When the family comes back from the Christmas Church service, they find out their house has been broken into and the dog is missing, but with so many low lives Ben has been involved with, which one could have done this? Over the next few hours, Ben and Holly will find out how far down the human scale they will have to go to find their dog, save the family, and get Ben’s life back.
Written, produced, and directed by Peter Hedges, Ben Is Back is a powerful punch to the gut, devastating, dark, and emotionally demanding cinematic ride. It has a running time of 1 hour and 43 minutes, starring Julia Roberts (Holly Burns), Lucas Hedges (Ben), Kathryn Newton (Ivy), and Courtney B. Vance (Neal).
Ben Is Back has a direct narrative that takes its audience on a 24-hours ride in which the quasi-normal life that this family deserves and has worked hard to achieve is upended when Ben comes back, unannounced and unexpectedly. The stark wintry landscape—snowy in an almost desolate town, saved for junkies and up-to-no-good people—is an outward manifestation of the emotional landscape this family is navigating. Ben’s mother, a heroine of sorts, is able to find, in another mother, a much-needed dose of honesty and the courage she needs to help her son crawl out of his present conundrum.
Nuancedly acted by Julia Roberts in the best dramatic turn of her career—remember that her turns in The Pelican Brief, Sleeping with the Enemy, Dying Young and Mary Reilly (See Julia Roberts’ Filmography, P-I and P-II) weren’t commercial darlings as were her romantic comedies—as Ben’s mother, she is the very depiction of duty, love and sacrifice.

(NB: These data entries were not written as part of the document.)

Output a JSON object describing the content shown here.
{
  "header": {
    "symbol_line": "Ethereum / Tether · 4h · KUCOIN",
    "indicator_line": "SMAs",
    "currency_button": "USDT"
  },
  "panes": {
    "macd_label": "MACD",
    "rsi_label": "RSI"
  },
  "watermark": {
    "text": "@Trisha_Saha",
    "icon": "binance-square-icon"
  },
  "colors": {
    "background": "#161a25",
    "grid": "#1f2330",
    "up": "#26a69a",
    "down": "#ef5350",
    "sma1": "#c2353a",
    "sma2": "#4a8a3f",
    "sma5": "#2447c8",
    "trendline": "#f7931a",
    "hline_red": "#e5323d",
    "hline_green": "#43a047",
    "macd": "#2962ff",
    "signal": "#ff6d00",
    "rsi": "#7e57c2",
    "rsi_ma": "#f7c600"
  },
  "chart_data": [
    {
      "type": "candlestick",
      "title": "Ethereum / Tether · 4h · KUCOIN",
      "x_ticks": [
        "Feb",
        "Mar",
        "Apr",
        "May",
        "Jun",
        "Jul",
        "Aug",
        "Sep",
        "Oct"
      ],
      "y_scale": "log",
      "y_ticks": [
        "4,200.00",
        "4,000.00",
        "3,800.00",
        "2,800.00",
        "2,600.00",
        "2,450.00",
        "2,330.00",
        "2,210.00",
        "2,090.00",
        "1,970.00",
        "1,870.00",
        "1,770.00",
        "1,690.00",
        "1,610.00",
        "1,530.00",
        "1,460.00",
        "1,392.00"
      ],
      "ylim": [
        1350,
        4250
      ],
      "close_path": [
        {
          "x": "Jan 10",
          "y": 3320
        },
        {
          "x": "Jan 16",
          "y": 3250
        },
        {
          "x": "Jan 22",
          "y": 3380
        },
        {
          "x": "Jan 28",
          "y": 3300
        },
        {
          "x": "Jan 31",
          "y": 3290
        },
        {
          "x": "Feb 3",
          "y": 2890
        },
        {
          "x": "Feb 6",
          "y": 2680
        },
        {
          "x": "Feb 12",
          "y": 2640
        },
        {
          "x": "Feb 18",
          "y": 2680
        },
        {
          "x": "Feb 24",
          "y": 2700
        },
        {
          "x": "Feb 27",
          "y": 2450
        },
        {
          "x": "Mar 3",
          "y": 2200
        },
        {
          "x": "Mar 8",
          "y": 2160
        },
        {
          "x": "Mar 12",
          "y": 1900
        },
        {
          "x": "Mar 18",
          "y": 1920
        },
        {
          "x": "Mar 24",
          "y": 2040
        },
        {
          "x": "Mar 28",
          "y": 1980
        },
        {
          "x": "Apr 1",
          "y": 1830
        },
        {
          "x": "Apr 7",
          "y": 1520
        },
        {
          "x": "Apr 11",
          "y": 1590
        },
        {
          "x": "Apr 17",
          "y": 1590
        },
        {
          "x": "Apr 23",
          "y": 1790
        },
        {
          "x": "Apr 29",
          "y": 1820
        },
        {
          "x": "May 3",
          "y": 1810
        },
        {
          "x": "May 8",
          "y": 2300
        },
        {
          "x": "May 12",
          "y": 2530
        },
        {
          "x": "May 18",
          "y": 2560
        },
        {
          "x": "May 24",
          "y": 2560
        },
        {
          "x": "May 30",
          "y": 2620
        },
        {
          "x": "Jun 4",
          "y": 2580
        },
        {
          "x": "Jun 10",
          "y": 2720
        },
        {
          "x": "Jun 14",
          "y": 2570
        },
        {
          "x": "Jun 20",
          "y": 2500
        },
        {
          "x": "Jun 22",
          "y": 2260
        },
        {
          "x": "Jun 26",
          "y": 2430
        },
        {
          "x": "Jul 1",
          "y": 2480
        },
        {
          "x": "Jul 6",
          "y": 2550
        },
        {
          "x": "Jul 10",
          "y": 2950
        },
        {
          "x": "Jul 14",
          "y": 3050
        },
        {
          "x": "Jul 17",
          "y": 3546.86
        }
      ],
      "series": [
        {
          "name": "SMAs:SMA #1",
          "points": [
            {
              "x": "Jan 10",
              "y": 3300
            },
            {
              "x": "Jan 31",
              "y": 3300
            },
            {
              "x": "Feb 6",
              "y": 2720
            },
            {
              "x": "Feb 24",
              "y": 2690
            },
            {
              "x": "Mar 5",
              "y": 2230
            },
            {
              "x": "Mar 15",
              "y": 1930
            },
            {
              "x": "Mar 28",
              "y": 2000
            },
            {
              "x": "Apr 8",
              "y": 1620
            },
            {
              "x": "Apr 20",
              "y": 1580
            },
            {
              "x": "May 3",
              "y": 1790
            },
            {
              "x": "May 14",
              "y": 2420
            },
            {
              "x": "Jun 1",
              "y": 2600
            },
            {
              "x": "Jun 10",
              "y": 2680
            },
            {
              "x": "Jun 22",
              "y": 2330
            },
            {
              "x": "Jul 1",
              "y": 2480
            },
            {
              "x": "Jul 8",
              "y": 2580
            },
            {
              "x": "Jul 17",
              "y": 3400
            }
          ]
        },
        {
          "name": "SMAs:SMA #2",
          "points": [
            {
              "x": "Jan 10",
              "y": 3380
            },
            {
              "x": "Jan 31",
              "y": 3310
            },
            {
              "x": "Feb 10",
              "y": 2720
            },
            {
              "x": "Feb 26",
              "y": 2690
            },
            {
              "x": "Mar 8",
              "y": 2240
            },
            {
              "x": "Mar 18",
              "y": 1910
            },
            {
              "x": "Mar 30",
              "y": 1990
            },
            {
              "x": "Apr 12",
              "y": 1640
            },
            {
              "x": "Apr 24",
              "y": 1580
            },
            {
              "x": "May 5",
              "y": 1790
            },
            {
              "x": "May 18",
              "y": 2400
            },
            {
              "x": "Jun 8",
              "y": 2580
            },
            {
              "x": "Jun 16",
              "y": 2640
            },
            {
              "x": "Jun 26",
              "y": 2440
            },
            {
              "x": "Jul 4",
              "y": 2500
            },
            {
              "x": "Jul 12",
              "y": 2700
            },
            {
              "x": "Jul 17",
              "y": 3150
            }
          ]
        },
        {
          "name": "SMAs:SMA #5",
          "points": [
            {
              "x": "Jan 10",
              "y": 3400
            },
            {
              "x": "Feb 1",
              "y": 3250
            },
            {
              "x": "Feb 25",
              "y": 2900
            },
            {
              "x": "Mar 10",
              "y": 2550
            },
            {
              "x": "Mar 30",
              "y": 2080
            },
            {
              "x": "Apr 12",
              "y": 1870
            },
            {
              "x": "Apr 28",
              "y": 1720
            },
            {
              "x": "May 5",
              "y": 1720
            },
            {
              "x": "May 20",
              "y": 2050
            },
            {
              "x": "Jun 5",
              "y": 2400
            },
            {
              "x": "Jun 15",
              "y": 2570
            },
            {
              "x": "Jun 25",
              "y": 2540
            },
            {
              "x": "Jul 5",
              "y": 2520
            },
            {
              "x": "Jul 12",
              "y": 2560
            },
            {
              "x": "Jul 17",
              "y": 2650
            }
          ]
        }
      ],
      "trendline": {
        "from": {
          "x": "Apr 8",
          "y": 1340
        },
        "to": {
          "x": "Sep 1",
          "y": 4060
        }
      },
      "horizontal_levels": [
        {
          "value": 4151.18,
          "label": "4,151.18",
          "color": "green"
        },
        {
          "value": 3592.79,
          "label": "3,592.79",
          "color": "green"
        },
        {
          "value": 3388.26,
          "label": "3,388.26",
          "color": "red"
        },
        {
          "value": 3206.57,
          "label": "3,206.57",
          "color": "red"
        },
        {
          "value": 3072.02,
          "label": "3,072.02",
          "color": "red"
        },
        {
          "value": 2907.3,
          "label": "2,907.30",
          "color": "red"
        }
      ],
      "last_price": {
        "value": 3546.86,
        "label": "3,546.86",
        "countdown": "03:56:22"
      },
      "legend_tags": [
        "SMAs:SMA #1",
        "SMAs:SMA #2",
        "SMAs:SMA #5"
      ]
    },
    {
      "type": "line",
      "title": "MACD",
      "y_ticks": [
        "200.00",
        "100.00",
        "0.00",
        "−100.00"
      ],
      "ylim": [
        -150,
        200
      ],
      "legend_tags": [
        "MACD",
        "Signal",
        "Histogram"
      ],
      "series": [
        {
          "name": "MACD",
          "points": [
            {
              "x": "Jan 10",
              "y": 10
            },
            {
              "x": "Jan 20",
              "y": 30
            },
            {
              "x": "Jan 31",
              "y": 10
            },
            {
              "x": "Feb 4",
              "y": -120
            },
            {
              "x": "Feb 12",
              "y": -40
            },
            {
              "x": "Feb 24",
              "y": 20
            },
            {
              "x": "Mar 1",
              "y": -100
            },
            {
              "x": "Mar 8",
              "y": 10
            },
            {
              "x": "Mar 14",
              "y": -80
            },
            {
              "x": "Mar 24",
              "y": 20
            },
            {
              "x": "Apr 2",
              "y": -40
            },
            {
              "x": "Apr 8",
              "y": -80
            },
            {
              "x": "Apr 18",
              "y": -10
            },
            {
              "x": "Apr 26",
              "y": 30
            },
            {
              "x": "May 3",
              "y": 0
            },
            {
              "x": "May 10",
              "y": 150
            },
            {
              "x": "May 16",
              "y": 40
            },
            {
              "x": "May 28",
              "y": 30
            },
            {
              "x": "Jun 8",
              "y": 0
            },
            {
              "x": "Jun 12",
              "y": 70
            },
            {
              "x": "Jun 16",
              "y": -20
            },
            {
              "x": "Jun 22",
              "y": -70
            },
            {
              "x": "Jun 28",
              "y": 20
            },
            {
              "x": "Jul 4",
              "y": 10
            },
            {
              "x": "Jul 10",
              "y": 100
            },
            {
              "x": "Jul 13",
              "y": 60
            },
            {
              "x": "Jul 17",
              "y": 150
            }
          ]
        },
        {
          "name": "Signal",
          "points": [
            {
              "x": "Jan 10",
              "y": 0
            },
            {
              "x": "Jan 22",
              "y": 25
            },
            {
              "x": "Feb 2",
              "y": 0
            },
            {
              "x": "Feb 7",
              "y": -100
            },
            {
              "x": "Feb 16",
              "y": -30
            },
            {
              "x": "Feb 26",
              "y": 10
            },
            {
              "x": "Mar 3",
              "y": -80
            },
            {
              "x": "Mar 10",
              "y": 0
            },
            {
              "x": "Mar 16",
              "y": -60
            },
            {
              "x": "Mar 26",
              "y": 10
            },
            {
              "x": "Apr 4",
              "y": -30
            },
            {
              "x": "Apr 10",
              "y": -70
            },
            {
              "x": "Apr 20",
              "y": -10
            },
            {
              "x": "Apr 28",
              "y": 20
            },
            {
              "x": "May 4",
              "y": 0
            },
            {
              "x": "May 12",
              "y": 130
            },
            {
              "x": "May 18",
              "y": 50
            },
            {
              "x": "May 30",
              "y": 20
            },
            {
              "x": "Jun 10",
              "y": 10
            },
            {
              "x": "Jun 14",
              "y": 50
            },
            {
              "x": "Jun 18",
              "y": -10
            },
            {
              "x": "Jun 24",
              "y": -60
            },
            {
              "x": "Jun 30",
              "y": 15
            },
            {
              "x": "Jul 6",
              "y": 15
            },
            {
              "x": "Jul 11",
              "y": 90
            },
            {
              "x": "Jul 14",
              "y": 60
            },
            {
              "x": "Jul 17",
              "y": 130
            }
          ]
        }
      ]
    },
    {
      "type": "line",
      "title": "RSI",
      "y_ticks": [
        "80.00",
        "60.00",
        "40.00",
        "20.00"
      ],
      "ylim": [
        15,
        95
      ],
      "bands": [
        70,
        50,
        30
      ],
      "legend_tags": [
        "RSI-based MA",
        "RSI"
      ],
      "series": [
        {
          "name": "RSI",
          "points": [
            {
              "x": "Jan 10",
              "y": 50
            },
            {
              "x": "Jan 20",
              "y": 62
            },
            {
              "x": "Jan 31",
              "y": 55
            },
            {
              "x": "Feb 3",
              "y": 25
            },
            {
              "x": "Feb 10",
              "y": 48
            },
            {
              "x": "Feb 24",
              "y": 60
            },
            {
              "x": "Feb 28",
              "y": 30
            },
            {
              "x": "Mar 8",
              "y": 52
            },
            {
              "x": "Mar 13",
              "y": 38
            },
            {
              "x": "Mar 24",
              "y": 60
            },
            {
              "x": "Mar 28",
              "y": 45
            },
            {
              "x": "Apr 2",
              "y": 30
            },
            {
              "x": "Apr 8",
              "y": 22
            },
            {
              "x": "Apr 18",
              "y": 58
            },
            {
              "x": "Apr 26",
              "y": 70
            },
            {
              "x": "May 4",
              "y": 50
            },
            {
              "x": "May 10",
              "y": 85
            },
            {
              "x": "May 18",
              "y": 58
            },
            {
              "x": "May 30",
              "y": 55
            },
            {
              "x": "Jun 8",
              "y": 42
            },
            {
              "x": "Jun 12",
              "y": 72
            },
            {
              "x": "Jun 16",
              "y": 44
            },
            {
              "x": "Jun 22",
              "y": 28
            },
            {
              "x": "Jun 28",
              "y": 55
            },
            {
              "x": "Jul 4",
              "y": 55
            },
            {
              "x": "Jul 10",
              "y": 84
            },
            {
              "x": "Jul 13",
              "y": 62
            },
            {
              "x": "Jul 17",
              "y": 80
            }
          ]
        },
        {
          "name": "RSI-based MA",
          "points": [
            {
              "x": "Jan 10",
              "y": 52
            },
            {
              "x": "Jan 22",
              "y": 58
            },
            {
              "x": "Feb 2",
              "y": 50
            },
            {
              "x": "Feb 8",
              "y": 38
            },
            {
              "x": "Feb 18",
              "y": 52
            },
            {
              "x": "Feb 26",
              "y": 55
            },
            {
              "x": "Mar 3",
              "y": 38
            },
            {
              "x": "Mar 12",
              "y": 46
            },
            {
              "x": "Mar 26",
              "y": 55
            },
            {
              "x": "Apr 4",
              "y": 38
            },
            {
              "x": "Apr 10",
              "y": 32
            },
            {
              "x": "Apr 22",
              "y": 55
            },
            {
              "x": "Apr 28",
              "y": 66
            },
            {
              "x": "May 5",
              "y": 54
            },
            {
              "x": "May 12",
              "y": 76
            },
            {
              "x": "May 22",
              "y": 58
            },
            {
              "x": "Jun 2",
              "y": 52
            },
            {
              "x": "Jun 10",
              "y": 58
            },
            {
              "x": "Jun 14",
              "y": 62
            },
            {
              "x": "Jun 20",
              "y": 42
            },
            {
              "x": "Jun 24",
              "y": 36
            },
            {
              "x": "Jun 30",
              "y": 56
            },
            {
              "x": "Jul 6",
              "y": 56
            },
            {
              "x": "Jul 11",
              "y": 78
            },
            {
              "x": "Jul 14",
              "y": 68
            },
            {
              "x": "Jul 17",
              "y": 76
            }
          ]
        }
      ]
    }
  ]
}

She hears things from Ben during those hours in the car that no mother should hear. To say that Julia Roberts interiorized her character and explored her depths, is an understatement, but I was rather captivated with Lucas Hedges’ performance all the more.Lucas Hedges has been making quiet waves lately for his movie roles, first in Manchester by the Sea, Lady Bird, Three Billboards Outside Ebbing, Missouri, and this year’s Boy Erased, and Ben Is Back. As Ben, a repentant but not altogether out of the woods drug addict, Hedges is not only convincing but devastatingly powerful in a very subtle way. He is deceiving and capable of twisting his family’s love for him to his advantage. Lucas Hedges’ performance deserves to be appreciated and recognized. I would not be surprised if he were to garner nominations for Best Supporting Actor in the award shows still to come for his acting turn in Ben Is Back.